Uncovering the Mysteries of Microproteins

By

Zhe Ji, PhD, assistant professor of Pharmacology and at the McCormick School of Engineering, was senior author of the study published in Nature Communications.

Northwestern Medicine scientists have developed a method to identify and characterize microproteins — a development that opens the door for understanding physiology and disease at a molecular level of detail not previously possible, according to findings published in Nature Communications.

Microproteins, which are proteins measuring less than 100 amino acids in length, have gone largely unappreciated until recent technological developments made them detectable by scientists. Because of this, microproteins are not well-characterized or understood, said Zhe Ji, PhD, assistant professor of Pharmacology and at the McCormick School of Engineering, and senior author of the study.

“Non-canonical proteins, or microproteins, are a relatively new field,” said Ji, who is also a member of the Robert H. Lurie Comprehensive Cancer Center of Northwestern University. “The median length of these microproteins is around 20 amino acids long, and most of them aren’t stable; degrade quickly. However, some are stable and do have biological functions, and my lab wanted to understand the molecular features distinguishing these stable versus unstable microproteins.”

While traditional proteins are well-characterized and annotated in open-source databases available to scientists, no such comprehensive catalog currently exists for microproteins, Ji said. 

In the study, Ji and his collaborators used ribosome profiling data to characterize microproteins in humans, mice, zebrafish, worms and yeast. The Ji Laboratory also developed a low-input and rapid ribosome profiling method, which was detailed in a previous study.

Then, the study authors developed a logistic regression model based on the microproteins’ features to determine how likely each microprotein was to be stable in humans.

“Our model effectively explained the two groups of microproteins: why some of them are stable and detectable, and why some are not,” Ji said. “When a microprotein is longer and conserved, and also has a domain, it’s more stable, which makes sense.”

By validating the first round of findings by selectively expressing the microproteins in cultured cells, Ji and his colleagues suggested that there are about 4,000 microproteins that may be stably expressed in humans, he said.
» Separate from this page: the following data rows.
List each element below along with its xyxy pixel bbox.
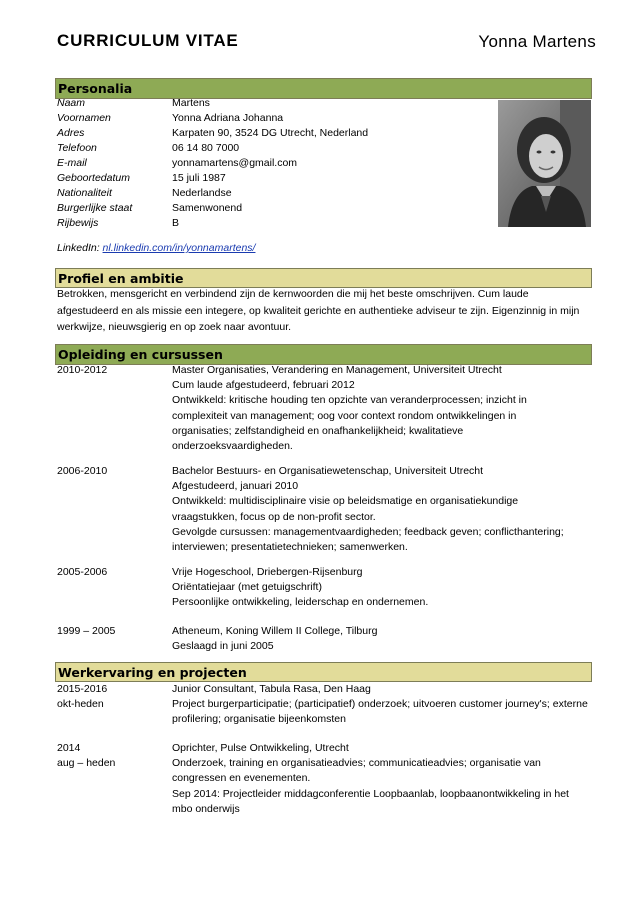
education-line: Cum laude afgestudeerd, februari 2012 [172,379,355,392]
work-line: Junior Consultant, Tabula Rasa, Den Haag [172,683,371,695]
section-heading-opleiding: Opleiding en cursussen [55,344,592,365]
portrait-image [498,100,591,227]
section-heading-profiel: Profiel en ambitie [55,268,592,288]
field-label-email: E-mail [57,157,87,169]
education-period: 2005-2006 [57,566,108,578]
field-value-naam: Martens [172,97,210,109]
linkedin-label: LinkedIn: [57,242,100,254]
section-heading-werkervaring: Werkervaring en projecten [55,662,592,682]
work-line: Sep 2014: Projectleider middagconferentie Loopbaanlab, loopbaanontwikkeling in het mbo onderwijs [172,787,569,815]
field-value-nationaliteit: Nederlandse [172,187,232,199]
education-line: Persoonlijke ontwikkeling, leiderschap en ondernemen. [172,596,429,609]
education-entry [172,363,592,454]
education-entry [172,464,592,555]
work-period-months: okt-heden [57,698,104,711]
field-value-voornamen: Yonna Adriana Johanna [172,112,284,124]
header-name: Yonna Martens [478,32,596,51]
education-period: 2006-2010 [57,465,108,477]
work-entry [172,741,592,817]
field-value-telefoon: 06 14 80 7000 [172,142,240,154]
work-entry [172,682,592,728]
education-line: Ontwikkeld: kritische houding ten opzichte van veranderprocessen; inzicht in complexiteit van management; oog voor context rondom ontwikkelingen in organisaties; zelfstandigheid en onafhankelijkheid; kwalitatieve onderzoeksvaardigheden. [172,394,527,453]
field-value-burgerlijke-staat: Samenwonend [172,202,243,214]
education-entry [172,624,592,654]
education-line: Afgestudeerd, januari 2010 [172,480,299,493]
linkedin-row [57,241,255,256]
field-label-rijbewijs: Rijbewijs [57,217,99,229]
section-heading-personalia: Personalia [55,78,592,99]
work-line: Onderzoek, training en organisatieadvies; communicatieadvies; organisatie van congressen en evenementen. [172,757,541,785]
education-line: Atheneum, Koning Willem II College, Tilburg [172,625,378,637]
education-line: Bachelor Bestuurs- en Organisatiewetenschap, Universiteit Utrecht [172,465,484,477]
field-label-telefoon: Telefoon [57,142,97,154]
education-line: Vrije Hogeschool, Driebergen-Rijsenburg [172,566,363,578]
field-label-geboortedatum: Geboortedatum [57,172,130,184]
education-line: Geslaagd in juni 2005 [172,640,274,653]
work-period [57,741,115,771]
field-label-voornamen: Voornamen [57,112,111,124]
education-period: 2010-2012 [57,364,108,376]
field-value-geboortedatum: 15 juli 1987 [172,172,226,184]
field-value-email: yonnamartens@gmail.com [172,157,298,169]
field-value-rijbewijs: B [172,217,180,229]
profile-photo [498,100,591,227]
field-label-adres: Adres [57,127,85,139]
education-entry [172,565,592,611]
work-period-years: 2015-2016 [57,683,108,695]
profile-text: Betrokken, mensgericht en verbindend zijn de kernwoorden die mij het beste omschrijven. Cum laude afgestudeerd en als missie een integere, op kwaliteit gerichte en authentieke adviseur te zijn. Eigenzinnig in mijn werkwijze, nieuwsgierig en op zoek naar avontuur. [57,288,580,333]
field-value-adres: Karpaten 90, 3524 DG Utrecht, Nederland [172,127,369,139]
field-label-naam: Naam [57,97,86,109]
work-period-years: 2014 [57,742,81,754]
work-line: Oprichter, Pulse Ontwikkeling, Utrecht [172,742,349,754]
education-line: Gevolgde cursussen: managementvaardigheden; feedback geven; conflicthantering; interviewen; presentatietechnieken; samenwerken. [172,525,564,554]
education-line: Master Organisaties, Verandering en Management, Universiteit Utrecht [172,364,502,376]
work-period-months: aug – heden [57,757,116,770]
work-line: Project burgerparticipatie; (participatief) onderzoek; uitvoeren customer journey's; externe profilering; organisatie bijeenkomsten [172,698,588,726]
document-title: CURRICULUM VITAE [57,31,239,50]
education-line: Oriëntatiejaar (met getuigschrift) [172,581,322,594]
linkedin-link[interactable]: nl.linkedin.com/in/yonnamartens/ [102,242,256,254]
field-label-nationaliteit: Nationaliteit [57,187,112,199]
education-line: Ontwikkeld: multidisciplinaire visie op beleidsmatige en organisatiekundige vraagstukken, focus op de non-profit sector. [172,495,519,523]
work-period [57,682,107,712]
education-period: 1999 – 2005 [57,625,116,637]
field-label-burgerlijke-staat: Burgerlijke staat [57,202,133,214]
“A surprising finding of our work is that most of these stable human microproteins have longer lengths (generally >60 amino acids) but are poorly conserved across mammals. This means that a lot of these species-specific young proteins in the cell encoded by our genome have been ignored by literature,” Ji said. “This work basically opens up the possibility for us to characterize these microproteins. We found some of them are human-specific, some can be mouse-specific, so this suggests there are potentially thousands of functional microproteins in these different species that we know very little about.”
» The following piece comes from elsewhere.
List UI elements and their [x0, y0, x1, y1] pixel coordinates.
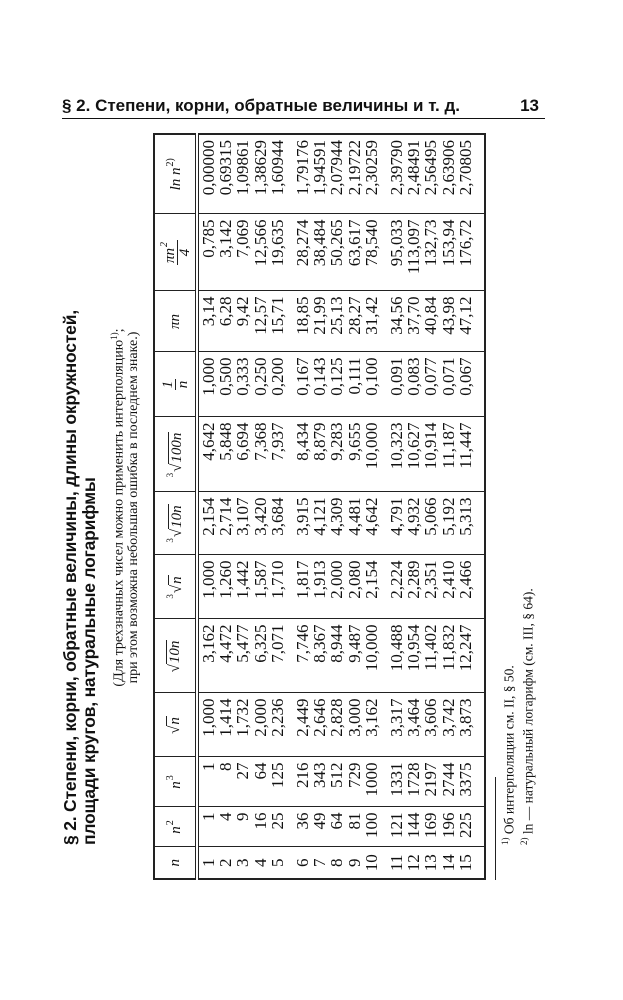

Building on this discovery, Ji and his collaborators will continue to study microproteins to see which ones are transcribed into fully functioning proteins within human cells, he said.

“We also plan to study their functions in different biological conditions such as immunology, cancer and neuronal disorders,” Ji said. “Microproteins all can play  functional roles there.”

The study was supported by National Institutes of Health grants R35GM138192, R01HL161389, and R00CA207865. Additional funding was provided by the Lynn Sage Scholar fund and the Predoctoral Training Program in Biomedical Data Driven Discovery.